- Leader: Wissam Ben Hamid †
- Dates active: 3 August 2012 - December 2016
- Headquarters: Ganfouda, Benghazi (until June 2015)
- Ideology: Islamism
- Part of: Shura Council of Benghazi Revolutionaries
- Wars: the Post-civil war violence in Libya and the Second Libyan Civil War

= Libya Shield 1 =

Libyan islamist battalion

Libya Shield 1 was an Islamist armed group in Benghazi and eastern Libya. It is nominally part of the Libya Shield Force and is a member of the Shura Council of Benghazi Revolutionaries.

== History ==
The Libyan Ministry of Defense, under decision No. 29, formed and named Libya Shield Forces on 3 August 2012. Decision No. 29 states, "A brigade shall be formed in the Central Region of Libya and is to be called Libya Shield – The forces of the Central Brigade shall consist, in general, of rebels from the following regions, Misrata, Sirte, Jafra, Bani Walid, Terhuna, Alkhmuss, Mslath and Zliten. Colonel Mohammed Ibrahim Moussa shall be the commander of the brigade and shall be stationed in Misrata." This decision was signed by the Libya Minister of Defense, Osama Abdulsalam Aljuli bearing the name Libya Shield Forces.

== Organization ==
The Libya Shield Force is nominally divided into three main brigades in eastern, central and western Libya to carry out law and order and combat tasks. Libya Shield 1 was part of the Eastern region of the force.

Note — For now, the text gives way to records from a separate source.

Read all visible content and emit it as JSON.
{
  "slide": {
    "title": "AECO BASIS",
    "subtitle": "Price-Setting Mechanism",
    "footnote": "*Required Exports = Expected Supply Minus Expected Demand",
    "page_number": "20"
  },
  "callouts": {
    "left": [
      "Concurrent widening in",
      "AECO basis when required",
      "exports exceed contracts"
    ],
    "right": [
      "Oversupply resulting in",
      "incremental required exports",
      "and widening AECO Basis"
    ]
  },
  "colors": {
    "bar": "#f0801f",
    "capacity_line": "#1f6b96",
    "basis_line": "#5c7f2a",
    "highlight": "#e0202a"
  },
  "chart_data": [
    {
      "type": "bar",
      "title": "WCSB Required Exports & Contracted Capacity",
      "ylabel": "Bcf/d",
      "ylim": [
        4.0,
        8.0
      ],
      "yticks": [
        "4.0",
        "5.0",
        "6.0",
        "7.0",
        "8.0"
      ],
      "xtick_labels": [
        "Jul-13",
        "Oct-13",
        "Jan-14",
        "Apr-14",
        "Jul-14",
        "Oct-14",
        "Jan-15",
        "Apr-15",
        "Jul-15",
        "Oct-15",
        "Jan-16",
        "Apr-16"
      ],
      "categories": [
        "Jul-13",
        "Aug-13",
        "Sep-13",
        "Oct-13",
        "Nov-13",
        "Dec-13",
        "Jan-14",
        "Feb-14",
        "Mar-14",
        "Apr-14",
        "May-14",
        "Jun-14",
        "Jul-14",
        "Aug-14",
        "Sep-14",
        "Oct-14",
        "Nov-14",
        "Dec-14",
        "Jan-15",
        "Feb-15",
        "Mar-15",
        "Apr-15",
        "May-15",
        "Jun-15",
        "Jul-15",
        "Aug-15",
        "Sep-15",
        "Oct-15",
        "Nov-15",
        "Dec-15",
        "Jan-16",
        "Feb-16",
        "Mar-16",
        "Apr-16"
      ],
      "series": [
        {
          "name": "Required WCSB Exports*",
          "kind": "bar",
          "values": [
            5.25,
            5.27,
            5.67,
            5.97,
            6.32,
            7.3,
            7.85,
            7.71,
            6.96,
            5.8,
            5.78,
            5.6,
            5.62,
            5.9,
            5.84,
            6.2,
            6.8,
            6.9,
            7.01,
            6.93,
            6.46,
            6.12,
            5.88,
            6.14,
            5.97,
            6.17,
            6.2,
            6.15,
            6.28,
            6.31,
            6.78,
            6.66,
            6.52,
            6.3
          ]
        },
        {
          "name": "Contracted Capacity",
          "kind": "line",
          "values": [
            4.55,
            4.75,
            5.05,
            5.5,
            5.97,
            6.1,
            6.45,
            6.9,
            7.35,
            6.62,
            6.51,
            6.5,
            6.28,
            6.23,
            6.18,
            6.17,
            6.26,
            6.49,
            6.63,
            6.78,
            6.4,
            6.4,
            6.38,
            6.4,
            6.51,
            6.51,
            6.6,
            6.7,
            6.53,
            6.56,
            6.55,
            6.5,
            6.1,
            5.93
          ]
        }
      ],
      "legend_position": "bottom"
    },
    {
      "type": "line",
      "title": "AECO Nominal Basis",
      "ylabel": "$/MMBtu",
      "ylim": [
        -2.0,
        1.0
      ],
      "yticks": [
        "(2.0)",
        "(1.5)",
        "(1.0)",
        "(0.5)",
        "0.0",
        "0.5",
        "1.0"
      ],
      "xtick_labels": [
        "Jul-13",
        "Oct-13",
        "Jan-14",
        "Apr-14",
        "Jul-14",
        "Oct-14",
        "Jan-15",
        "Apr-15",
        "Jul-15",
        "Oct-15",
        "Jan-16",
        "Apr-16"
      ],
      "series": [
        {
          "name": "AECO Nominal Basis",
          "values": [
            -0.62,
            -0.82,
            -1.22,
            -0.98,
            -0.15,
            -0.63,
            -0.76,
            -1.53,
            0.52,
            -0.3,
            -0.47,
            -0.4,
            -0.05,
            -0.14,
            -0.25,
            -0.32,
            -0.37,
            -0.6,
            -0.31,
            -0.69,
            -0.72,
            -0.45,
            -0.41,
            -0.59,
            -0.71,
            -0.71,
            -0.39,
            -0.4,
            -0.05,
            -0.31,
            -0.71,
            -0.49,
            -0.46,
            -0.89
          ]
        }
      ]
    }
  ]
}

On social media, reactions to the group are favourable across Libya in comparison to other militias, particularly over its charitable work.

Another Benghazi unit, Shield 2, is considered more sympathetic to the federalists. The force reports to the Libyan defense ministry under the command of Wisam Bin Ahmid (or Humid), who commanded a Benghazi brigade called Free Libya Martyrs.